39La dernière phrase de T5 (« Je voudrais […] sa robe ») est bien formée syntaxiquement, n’était le modèle canonique perturbé par le syntagme étrangement répété « ton père », en lui-même difficilement acceptable comme apostrophe fléchie à la deuxième personne (le père de quel destinataire ? de Vénus Xtravaganza ? au nom on ne peut plus suspect). Une deuxième solution syntaxiquement accepta|ble serait de faire de « ton père », une apposition déterminative de « je », renvoyant le narrateur à une instance masculine, ce qui ouvre d’autres horizons sémantiques. Le déterminant relationnel « sa » dans « sa robe » est lui-même retors : la robe de Vénus, celle du père ( ?) ou « celle de cette petite fille blanche, riche et gâtée » qui peut être un doublon enfantin de la potentielle narratrice. Dans ce cas, les personnels/relationnels « je », « ton », « sa » seraient tous suspects, devenant des instances instables, comme le sont souvent les « je » et « tu » de la poésie : structures d’accueil et de fluctuation personnelles, en rupture avec la grammaire standard/étendard et ses catégories clairement distinctes. Peut-être pourrait-on parler de syllepse généralisée de la personne. Il existe une troisième solution, que la poésie tolère, au plan connotatif, quand bien même le canon syntaxique et ponctuationnel s’y oppose : « ton père » serait le COD des verbes d’action : « voudrais », « déplacer » et pourquoi pas « vivre » malgré la virgule ; le ponctuant noir a toujours une double fonction, de segmentation, dominante, et de liaison, secondaire, sans parler d’une troisième de hiérarchisation, d’accentuation et de mise en exergue : la syntaxe poétique, perturbée et augmentée par l’anaphore, dirait alors le contraire de la syntaxe étendard, et la phrase tiendrait deux discours simultanés (ambigus, potentiellement scandaleux).
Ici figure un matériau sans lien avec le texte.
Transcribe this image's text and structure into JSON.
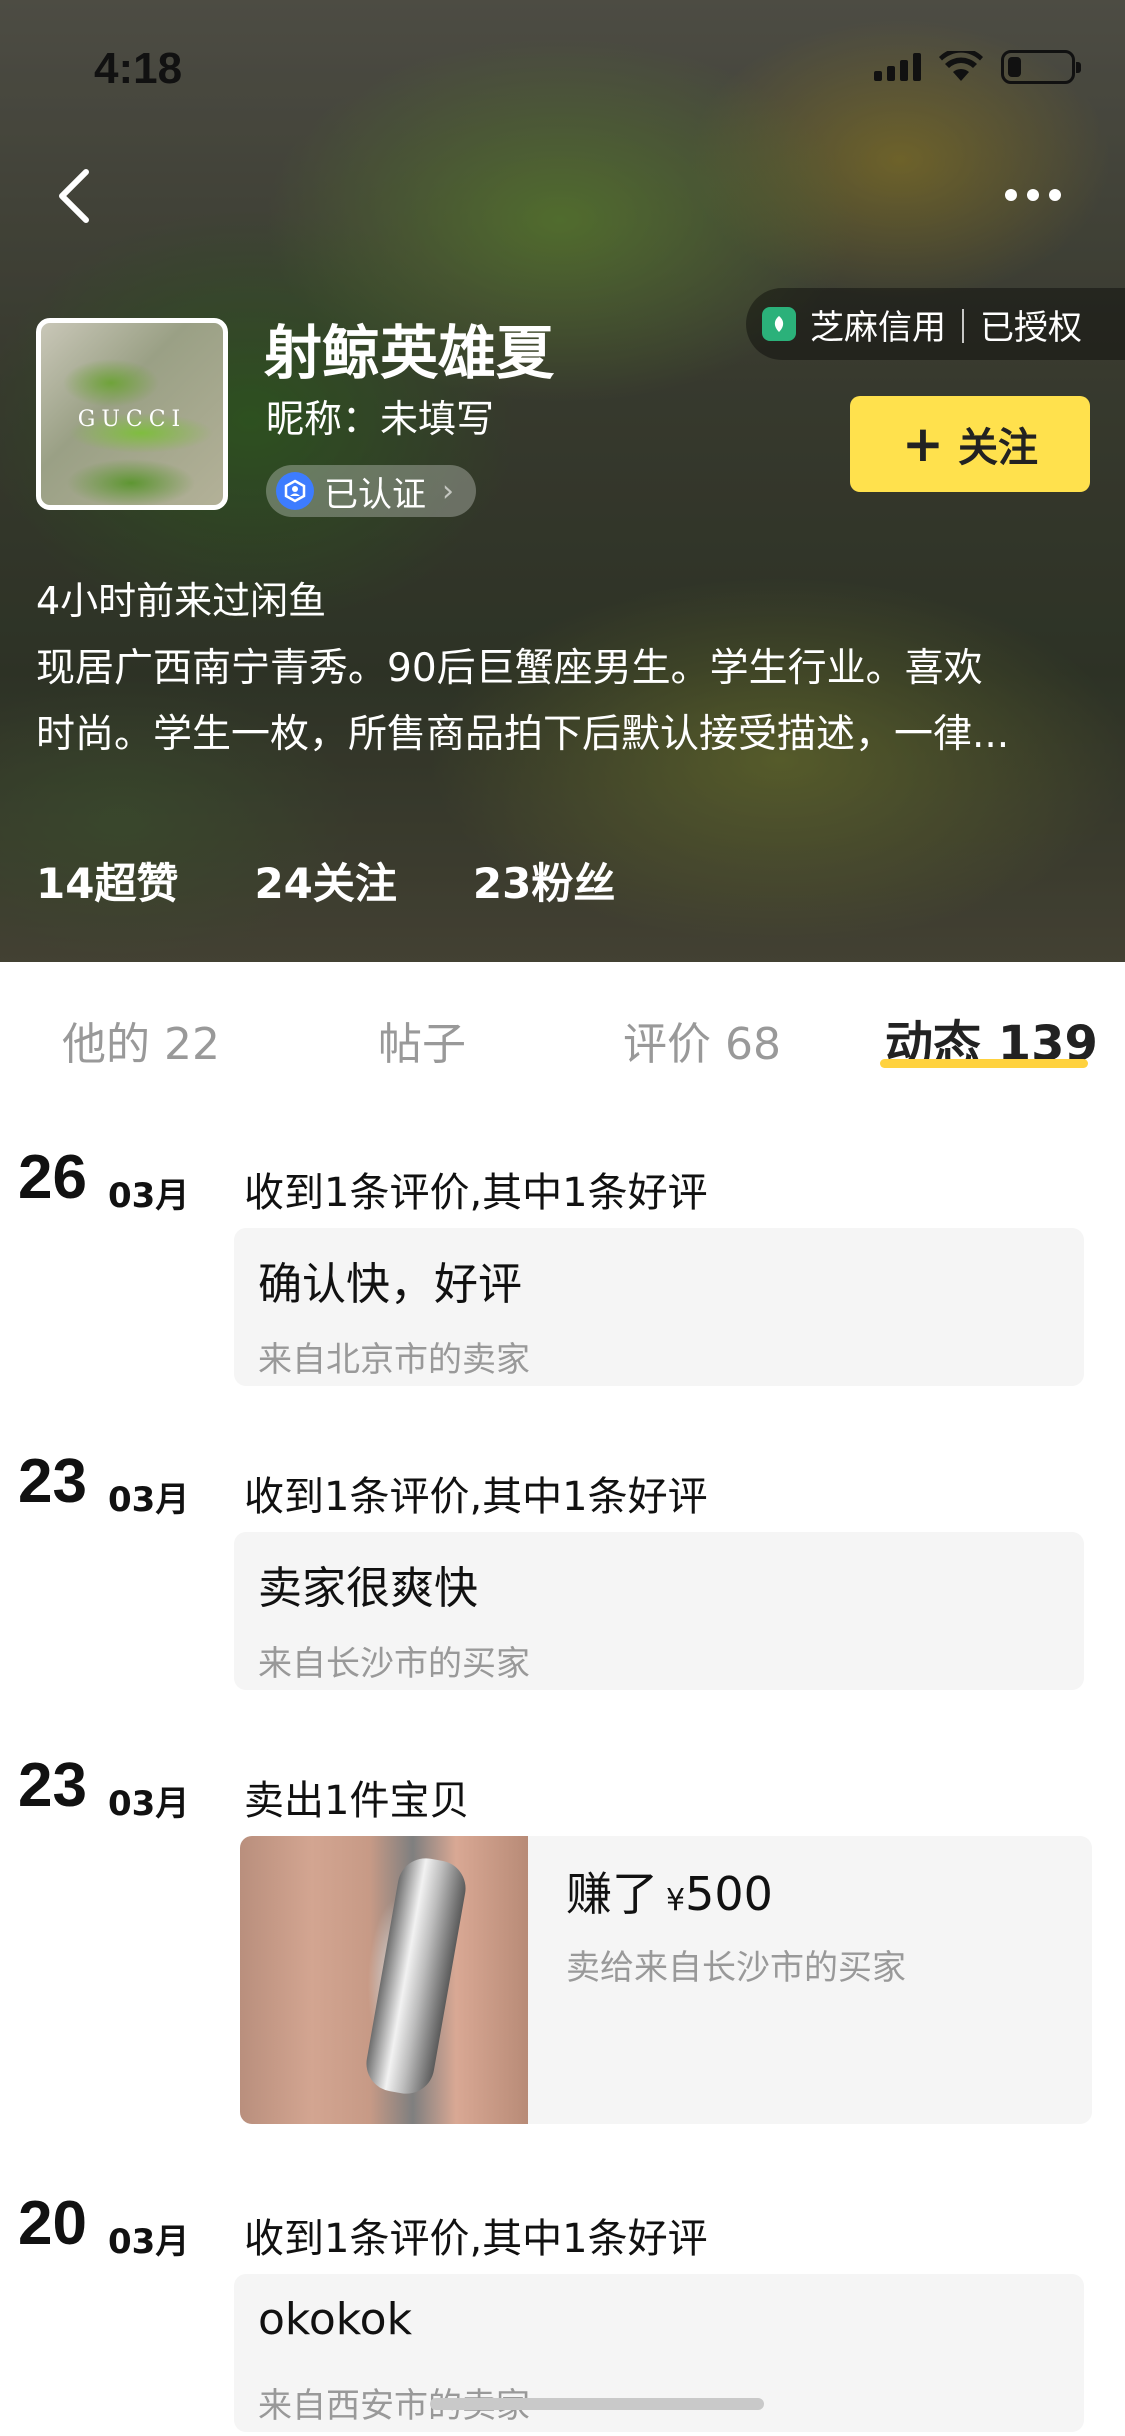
{
  "status": {
    "time": "4:18"
  },
  "profile": {
    "name": "射鲸英雄夏",
    "nickname": "昵称：未填写",
    "verified_label": "已认证",
    "credit_label": "芝麻信用｜已授权",
    "follow_label": "关注",
    "avatar_brand": "GUCCI",
    "last_seen": "4小时前来过闲鱼",
    "bio_line1": "现居广西南宁青秀。90后巨蟹座男生。学生行业。喜欢",
    "bio_line2": "时尚。学生一枚，所售商品拍下后默认接受描述，一律...",
    "stats": {
      "likes": "14超赞",
      "following": "24关注",
      "fans": "23粉丝"
    }
  },
  "tabs": [
    {
      "label": "他的 22"
    },
    {
      "label": "帖子"
    },
    {
      "label": "评价 68"
    },
    {
      "label": "动态 139"
    }
  ],
  "feed": [
    {
      "day": "26",
      "month": "03月",
      "title": "收到1条评价,其中1条好评",
      "text": "确认快，好评",
      "sub": "来自北京市的卖家"
    },
    {
      "day": "23",
      "month": "03月",
      "title": "收到1条评价,其中1条好评",
      "text": "卖家很爽快",
      "sub": "来自长沙市的买家"
    },
    {
      "day": "23",
      "month": "03月",
      "title": "卖出1件宝贝",
      "earn_prefix": "赚了",
      "currency": "¥",
      "amount": "500",
      "sub": "卖给来自长沙市的买家"
    },
    {
      "day": "20",
      "month": "03月",
      "title": "收到1条评价,其中1条好评",
      "text": "okokok",
      "sub": "来自西安市的卖家"
    }
  ],
  "colors": {
    "accent": "#ffe14d",
    "indicator": "#ffd23f",
    "verified": "#3d7cff",
    "credit": "#2bb17a"
  }
}
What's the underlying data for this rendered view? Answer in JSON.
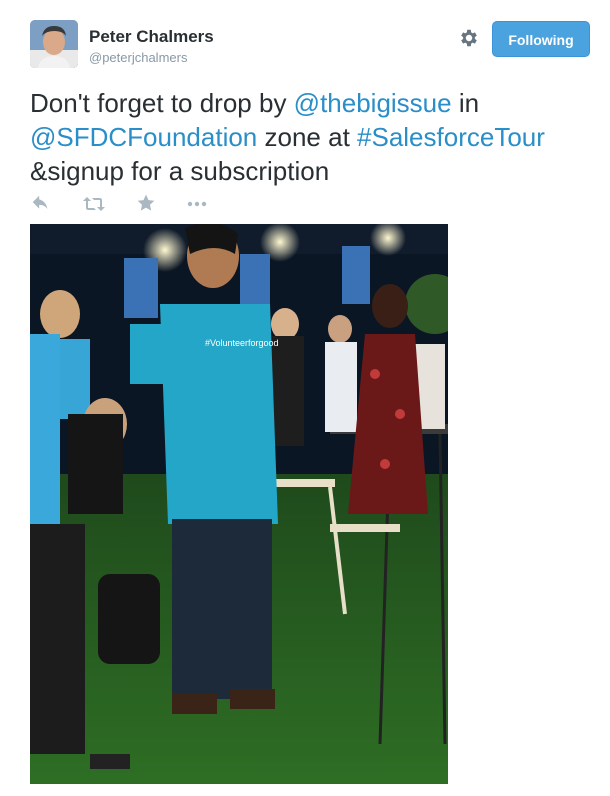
{
  "user": {
    "name": "Peter Chalmers",
    "handle": "@peterjchalmers",
    "avatar_icon": "profile-photo"
  },
  "follow_button": {
    "label": "Following",
    "color": "#4aa3df"
  },
  "settings_icon": "gear-icon",
  "tweet": {
    "segments": [
      {
        "text": "Don't forget to drop by ",
        "type": "text"
      },
      {
        "text": "@thebigissue",
        "type": "mention"
      },
      {
        "text": " in ",
        "type": "text"
      },
      {
        "text": "@SFDCFoundation",
        "type": "mention"
      },
      {
        "text": " zone at ",
        "type": "text"
      },
      {
        "text": "#SalesforceTour",
        "type": "hashtag"
      },
      {
        "text": " &signup for a subscription",
        "type": "text"
      }
    ],
    "link_color": "#2a8ec8"
  },
  "actions": [
    {
      "name": "reply",
      "icon": "reply-icon"
    },
    {
      "name": "retweet",
      "icon": "retweet-icon"
    },
    {
      "name": "favorite",
      "icon": "star-icon"
    },
    {
      "name": "more",
      "icon": "more-icon"
    }
  ],
  "photo": {
    "shirt_text": "#Volunteerforgood"
  }
}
40On aboutirait ainsi à une poétique et une érotique de la phrase et de la période, jouant avec au moins deux autres unités méso-textuelles potentielles : le vers et le verset – unités blanchies moins dépendantes de la syntaxe et de la linéarité - dans une architecturation du discours complexe, souple et mobile. Cette part d’« extra-vagance » discursive, peut être limitée et contrôlée par certains genres discursifs et par les normes linguistiques. Mais, ne voir dans un texte qu’une unité discursive - phrase ou période, peu importe en fait - répond à une idéologie de la langue, du texte, du sens, où dominent la syntaxe standard, la recherche de clarté et de référence sans perte, et donc une conception du sujet monovalent, socialement pleinement intégré.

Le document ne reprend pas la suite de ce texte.